In an announcement timed for the National Association of Broadcasters conference in Las Vegas, which kicks off later this month, Amazon today announced Deadline Cloud, a new service that lets customers set up, deploy and scale up graphics and visual effects rendering pipelines on AWS cloud infrastructure.
Using Deadline Cloud, customers in media and entertainment as well as architecture and engineering can leverage AWS compute to render content for TV shows, movies, ads, video games and digital blueprints, said AWS GM of creative tools Antony Passemard.
“We’re at a tipping point in the industry where demand for rendering quality VFX and the amount of content created using generative AI are outpacing customers’ [compute] capacity,” Passemard added in a blog post. “AWS Deadline Cloud meets any customer’s rendering requirements by providing a scalable render farm without having to manage the underlying infrastructure.”
A startup wizard in Deadline Cloud walks customers through the process of setting up a render farm, including providing the size and duration of their projects to determine instance type and configuring permissions. Deadline Cloud then provisions Amazon Elastic Compute Cloud instances and manages the network and compute infrastructure. And — for customers with on-premises compute — Deadline Cloud integrates with this compute and uses it to execute rendering jobs.
Deadline Cloud’s dashboard provides a view to analyze logs, preview in-progress render jobs and review and control costs. With Deadline Cloud, customers can link their own third-party software licenses with the service or leverage usage-based licensing for rendering with existing rendering tools (e.g. Autodesk Maya, Foundry Nuke, and SideFX Houdini and so on) and engines.
“[With Deadline Cloud,] creative teams can embrace the velocity of content pipelines and respond quickly to opportunities to accept more projects, while meeting tight deadlines and delivering high-quality content,” Passemard continued.”
Deadline Cloud is generally available today in the US East (Ohio), US East (N. Virginia), US West (Oregon), Asia Pacific (Singapore), Asia Pacific (Sydney), Asia Pacific (Tokyo), Europe (Frankfurt), and Europe (Ireland) AWS server regions.

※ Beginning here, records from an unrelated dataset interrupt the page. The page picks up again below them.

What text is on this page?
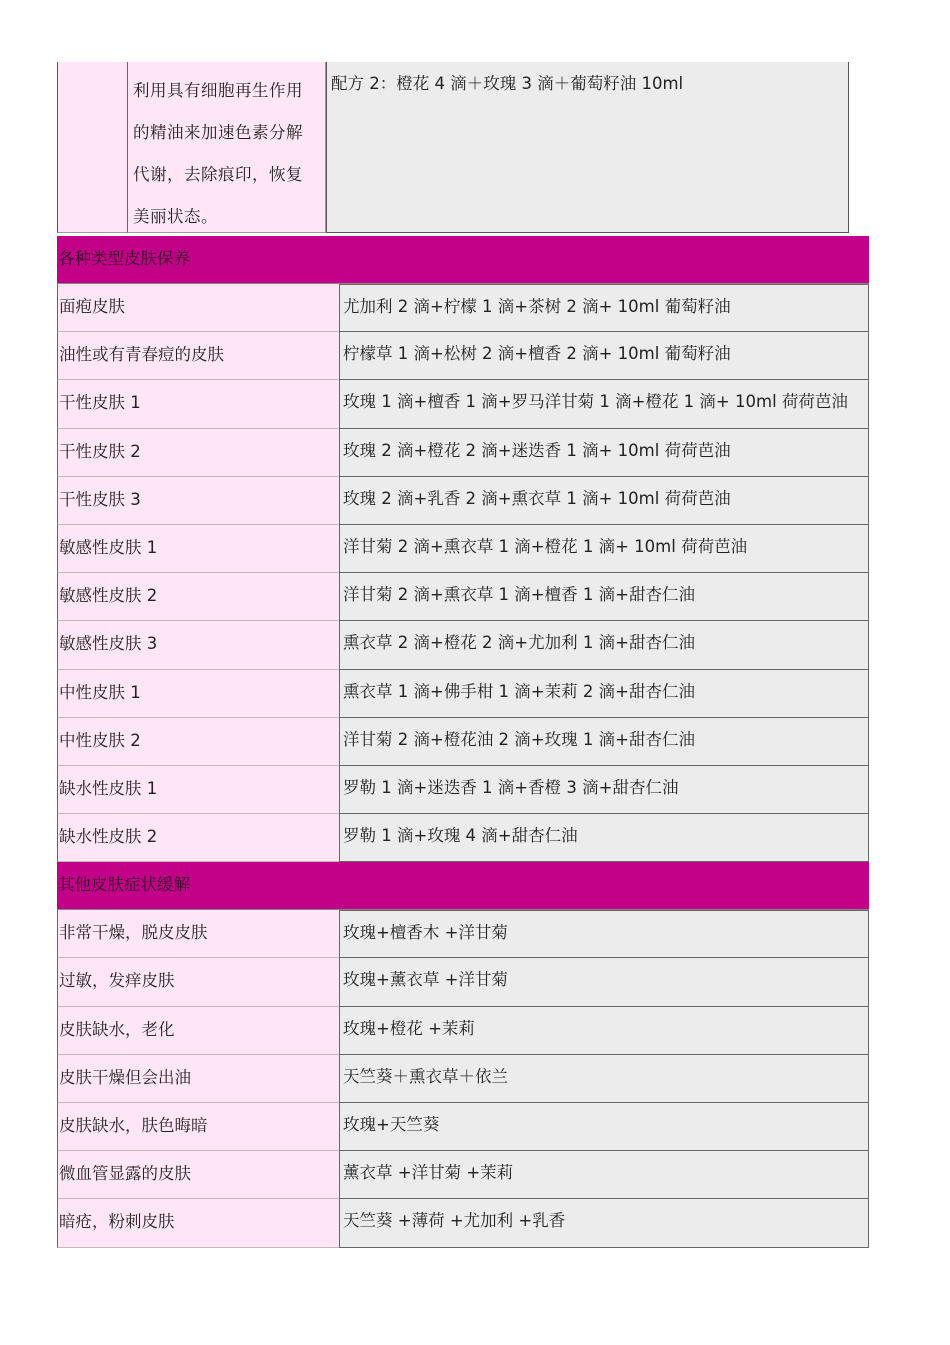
利用具有细胞再生作用
的精油来加速色素分解
代谢，去除痕印，恢复
美丽状态。
配方 2：橙花 4 滴＋玫瑰 3 滴＋葡萄籽油 10ml
各种类型皮肤保养
面疱皮肤	尤加利 2 滴+柠檬 1 滴+茶树 2 滴+ 10ml 葡萄籽油
油性或有青春痘的皮肤	柠檬草 1 滴+松树 2 滴+檀香 2 滴+ 10ml 葡萄籽油
干性皮肤 1	玫瑰 1 滴+檀香 1 滴+罗马洋甘菊 1 滴+橙花 1 滴+ 10ml 荷荷芭油
干性皮肤 2	玫瑰 2 滴+橙花 2 滴+迷迭香 1 滴+ 10ml 荷荷芭油
干性皮肤 3	玫瑰 2 滴+乳香 2 滴+熏衣草 1 滴+ 10ml 荷荷芭油
敏感性皮肤 1	洋甘菊 2 滴+熏衣草 1 滴+橙花 1 滴+ 10ml 荷荷芭油
敏感性皮肤 2	洋甘菊 2 滴+熏衣草 1 滴+檀香 1 滴+甜杏仁油
敏感性皮肤 3	熏衣草 2 滴+橙花 2 滴+尤加利 1 滴+甜杏仁油
中性皮肤 1	熏衣草 1 滴+佛手柑 1 滴+茉莉 2 滴+甜杏仁油
中性皮肤 2	洋甘菊 2 滴+橙花油 2 滴+玫瑰 1 滴+甜杏仁油
缺水性皮肤 1	罗勒 1 滴+迷迭香 1 滴+香橙 3 滴+甜杏仁油
缺水性皮肤 2	罗勒 1 滴+玫瑰 4 滴+甜杏仁油
其他皮肤症状缓解
非常干燥，脱皮皮肤	玫瑰+檀香木 +洋甘菊
过敏，发痒皮肤	玫瑰+薰衣草 +洋甘菊
皮肤缺水，老化	玫瑰+橙花 +茉莉
皮肤干燥但会出油	天竺葵＋熏衣草＋依兰
皮肤缺水，肤色晦暗	玫瑰+天竺葵
微血管显露的皮肤	薰衣草 +洋甘菊 +茉莉
暗疮，粉刺皮肤	天竺葵 +薄荷 +尤加利 +乳香
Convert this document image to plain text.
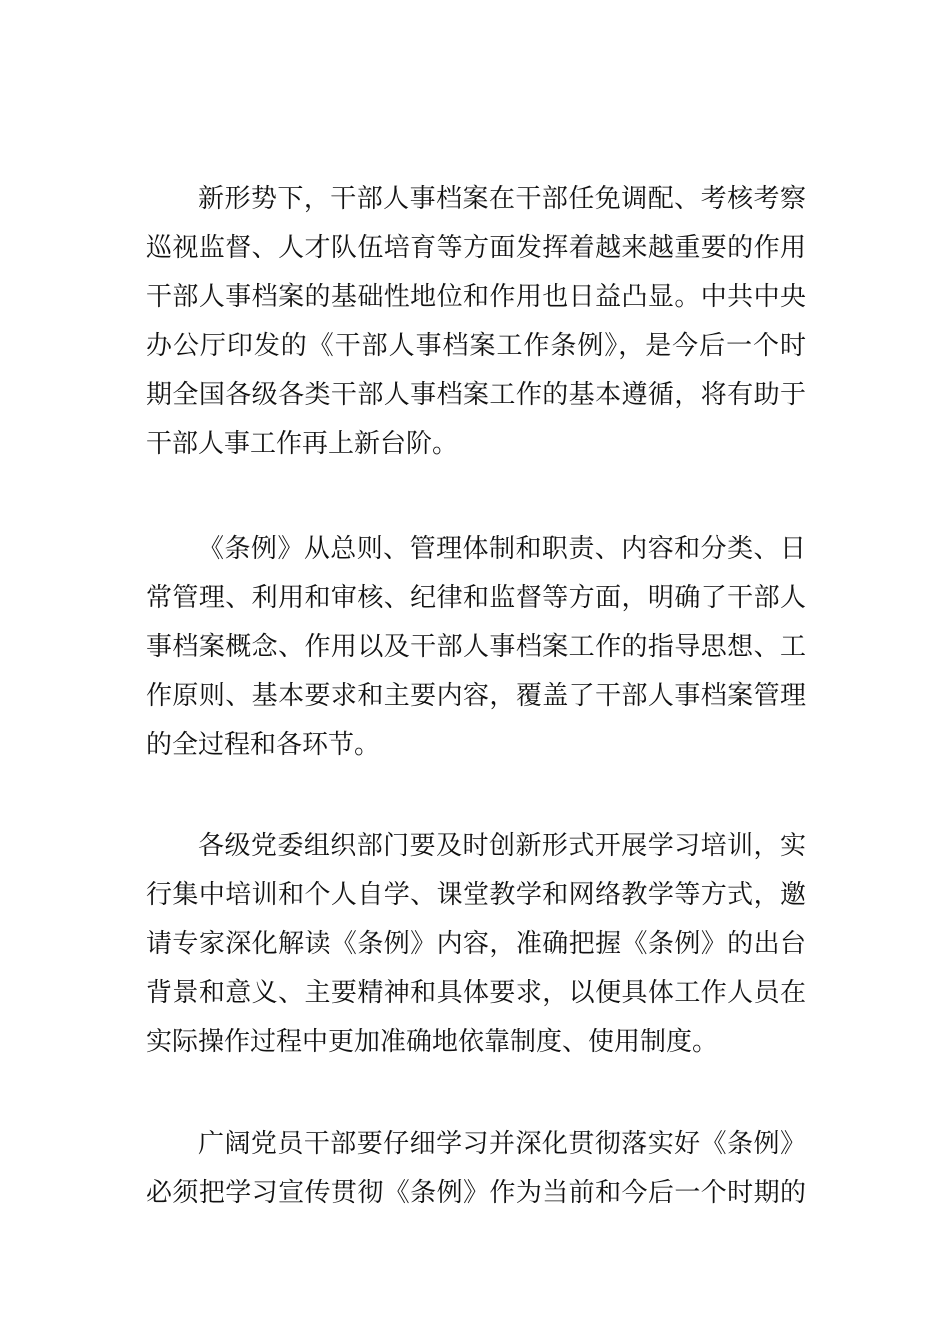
新形势下，干部人事档案在干部任免调配、考核考察
巡视监督、人才队伍培育等方面发挥着越来越重要的作用
干部人事档案的基础性地位和作用也日益凸显。中共中央
办公厅印发的《干部人事档案工作条例》，是今后一个时
期全国各级各类干部人事档案工作的基本遵循，将有助于
干部人事工作再上新台阶。
《条例》从总则、管理体制和职责、内容和分类、日
常管理、利用和审核、纪律和监督等方面，明确了干部人
事档案概念、作用以及干部人事档案工作的指导思想、工
作原则、基本要求和主要内容，覆盖了干部人事档案管理
的全过程和各环节。
各级党委组织部门要及时创新形式开展学习培训，实
行集中培训和个人自学、课堂教学和网络教学等方式，邀
请专家深化解读《条例》内容，准确把握《条例》的出台
背景和意义、主要精神和具体要求，以便具体工作人员在
实际操作过程中更加准确地依靠制度、使用制度。
广阔党员干部要仔细学习并深化贯彻落实好《条例》
必须把学习宣传贯彻《条例》作为当前和今后一个时期的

Cloud-based rendering is nothing new. Back in 2015, Google made a splash in the space with the acquisition of Zync, whose technology it’s since used to launch Google Cloud-powered visual effects tooling in partnership with Sony’s animation studio, Sony Pictures Imageworks. Elsewhere, platforms like Arch and Chaos Cloud have provided on-demand cloud-based VFX infrastructure for years.
But the COVID-19 pandemic accelerated VFX workloads’ move to the cloud as the cost of maintaining hardware — and the space to store it — increased and work simultaneously dwindled, the result of work-from-home mandates and health-related shutdowns of productions. As Passemard alluded to, the rise of generative AI has fueled the demand for rendering hardware, too, and led to the creation of entirely new cloud-based, GPU-accelerated providers.